See what other Food52ers are saying.

  • edgar homer
    edgar homer
  • judit Humphrys
    judit Humphrys
  • skillet
  • adguru
  • lapadia

12 Reviews

edgar H. October 29, 2015
made this bread turn out very nice thank for this recipe. I will remake it again.
lapadia October 30, 2015
Thanks for your feedback, Edgar, I'm happy it worked out nicely for you! :)
judit H. September 17, 2014
I have made this bread several times, with or without whole wheat flour, it turns out delicious everytime.
lapadia September 18, 2014
Hi JH, I'm so happy to get your feedback! I love this recipe because it is basic and simple to make with delicious results :)
skillet March 7, 2011
I made this yesterday and it came out great! I used your recipe, but with the "no-knead" method (mix by hand, let sit overnight). The bread took a little longer to bake, about 65-70 minutes, but came out great.
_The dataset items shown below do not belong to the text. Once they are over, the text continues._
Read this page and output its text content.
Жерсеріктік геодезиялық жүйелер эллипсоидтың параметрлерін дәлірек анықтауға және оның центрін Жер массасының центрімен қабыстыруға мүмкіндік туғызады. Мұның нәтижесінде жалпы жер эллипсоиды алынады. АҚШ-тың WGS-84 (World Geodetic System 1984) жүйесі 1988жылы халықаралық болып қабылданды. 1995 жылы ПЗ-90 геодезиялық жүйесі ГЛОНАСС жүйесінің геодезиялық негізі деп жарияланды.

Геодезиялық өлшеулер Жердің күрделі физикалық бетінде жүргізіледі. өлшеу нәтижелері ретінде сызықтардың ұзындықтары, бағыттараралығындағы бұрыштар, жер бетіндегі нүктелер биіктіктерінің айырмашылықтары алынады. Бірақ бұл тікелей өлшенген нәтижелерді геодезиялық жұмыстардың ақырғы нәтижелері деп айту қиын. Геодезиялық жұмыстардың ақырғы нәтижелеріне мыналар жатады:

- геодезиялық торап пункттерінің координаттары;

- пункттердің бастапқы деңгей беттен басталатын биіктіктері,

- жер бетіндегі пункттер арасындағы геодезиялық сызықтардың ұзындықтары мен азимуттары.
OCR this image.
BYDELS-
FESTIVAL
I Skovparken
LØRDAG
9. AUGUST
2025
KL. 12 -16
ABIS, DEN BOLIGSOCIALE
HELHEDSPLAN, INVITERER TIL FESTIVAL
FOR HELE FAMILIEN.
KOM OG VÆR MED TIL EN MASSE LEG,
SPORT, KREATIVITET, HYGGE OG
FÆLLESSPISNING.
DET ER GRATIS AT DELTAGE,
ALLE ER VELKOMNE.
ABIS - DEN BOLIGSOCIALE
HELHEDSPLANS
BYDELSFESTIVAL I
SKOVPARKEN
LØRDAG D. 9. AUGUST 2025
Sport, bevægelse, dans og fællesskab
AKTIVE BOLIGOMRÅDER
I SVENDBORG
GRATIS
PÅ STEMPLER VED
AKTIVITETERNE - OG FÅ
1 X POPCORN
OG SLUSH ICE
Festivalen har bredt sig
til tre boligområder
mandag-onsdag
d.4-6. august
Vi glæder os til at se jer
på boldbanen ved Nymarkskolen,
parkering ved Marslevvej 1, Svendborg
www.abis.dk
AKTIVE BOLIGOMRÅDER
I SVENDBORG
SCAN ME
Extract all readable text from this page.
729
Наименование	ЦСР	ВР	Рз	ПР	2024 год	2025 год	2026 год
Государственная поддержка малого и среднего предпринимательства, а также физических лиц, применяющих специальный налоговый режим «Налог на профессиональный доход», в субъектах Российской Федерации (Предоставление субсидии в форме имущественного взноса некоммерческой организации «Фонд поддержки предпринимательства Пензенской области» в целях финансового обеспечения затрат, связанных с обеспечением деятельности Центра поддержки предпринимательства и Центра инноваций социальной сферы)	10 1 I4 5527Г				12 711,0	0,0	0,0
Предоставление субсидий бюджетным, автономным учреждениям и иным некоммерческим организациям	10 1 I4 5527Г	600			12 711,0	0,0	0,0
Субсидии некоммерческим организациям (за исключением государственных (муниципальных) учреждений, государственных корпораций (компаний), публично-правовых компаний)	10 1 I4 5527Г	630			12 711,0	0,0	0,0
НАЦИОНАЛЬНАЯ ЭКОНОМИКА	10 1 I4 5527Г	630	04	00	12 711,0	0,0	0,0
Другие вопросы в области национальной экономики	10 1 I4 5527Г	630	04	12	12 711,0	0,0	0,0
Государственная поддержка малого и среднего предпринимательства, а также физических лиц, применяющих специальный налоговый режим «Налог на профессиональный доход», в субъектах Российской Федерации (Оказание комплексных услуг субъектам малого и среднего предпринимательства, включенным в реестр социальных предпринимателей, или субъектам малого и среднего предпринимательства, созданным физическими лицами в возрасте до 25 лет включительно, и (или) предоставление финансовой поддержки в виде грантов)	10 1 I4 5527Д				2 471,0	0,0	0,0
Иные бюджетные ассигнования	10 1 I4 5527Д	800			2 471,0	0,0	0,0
Thanks for teaching me a new technique!
lapadia March 7, 2011
Cool!! So happy to get your feedback! I have never done this recipe with the “no-knead” method, will have to try that sometime (I have a Pita recipe posted that I sometimes do that way). FYI - Another reason I like a 2nd rise in the cold oven is that skipping the preheat saves on heating the house in the summer as well as the electric bill…. :) :)
skillet March 5, 2011
This looks great. What's the reasoning behind starting in a cold oven? I've never seen this technique before.
lapadia March 5, 2011
RE: a cold oven – I found it gives the loaf an extra rise as it begins to bake, and it gives an even texture, as well, it is convient having the rising loaf already in the oven! I don’t use this method for ALL my bread recipes…but it works great with this recipe. Side-note: I usually bake breads with convection - recipes I have instructed to start the 2nd rise in a cold oven before baking. Because I like to share recipes and a lot of people don’t have convection, I tested baking non-conventional/cold oven rising, and it worked just fine - especially for this recipe…I don’t do this for all my bread recipes, though. Would love to hear if you try it!
adguru May 15, 2010
Thanks for the reminders. Even though I am recognized at Whole Foods as a Baker, I need (or should that be kneed) all the help I can get.
lapadia May 15, 2010
Just finished baking a loaf of this bread, haven’t made this version for a while, and thought I would pass on that it doesn’t need much extra flour when shaping the loaf. I like to use King Arthur bread flour, I am sure Whole Foods has that…and more! Since I moved across the sound from Seattle I don’t have a Whole Foods nearby…how lucky you are. Too funny…kneading help. Please, check out my blog to see other breads you may want make sometime...
adguru May 15, 2010
It looks great. I'm not a baker, but I am flush with some measure of success in making a thin crust pizza dough. So like a rum drunk sailor on shore leave, I'm ready to take on the world. In fact there may be some measure of fate at work here. I bought some Semolina flour at Whole Foods tonight and the wholesome aproned lady who I was paying said, "Oh wait, you are a baker. Do you have your "Bread Card." I didn't but she filled one out for me so I figure that I'm already being recognized by society as a 'Baker.'" Yeah, this loaf should be a piece of cake for a Baker like me.
lapadia May 15, 2010
Happy Baking! please note that I use bread flour for this recipe, and tweaked the water to 1-3/4.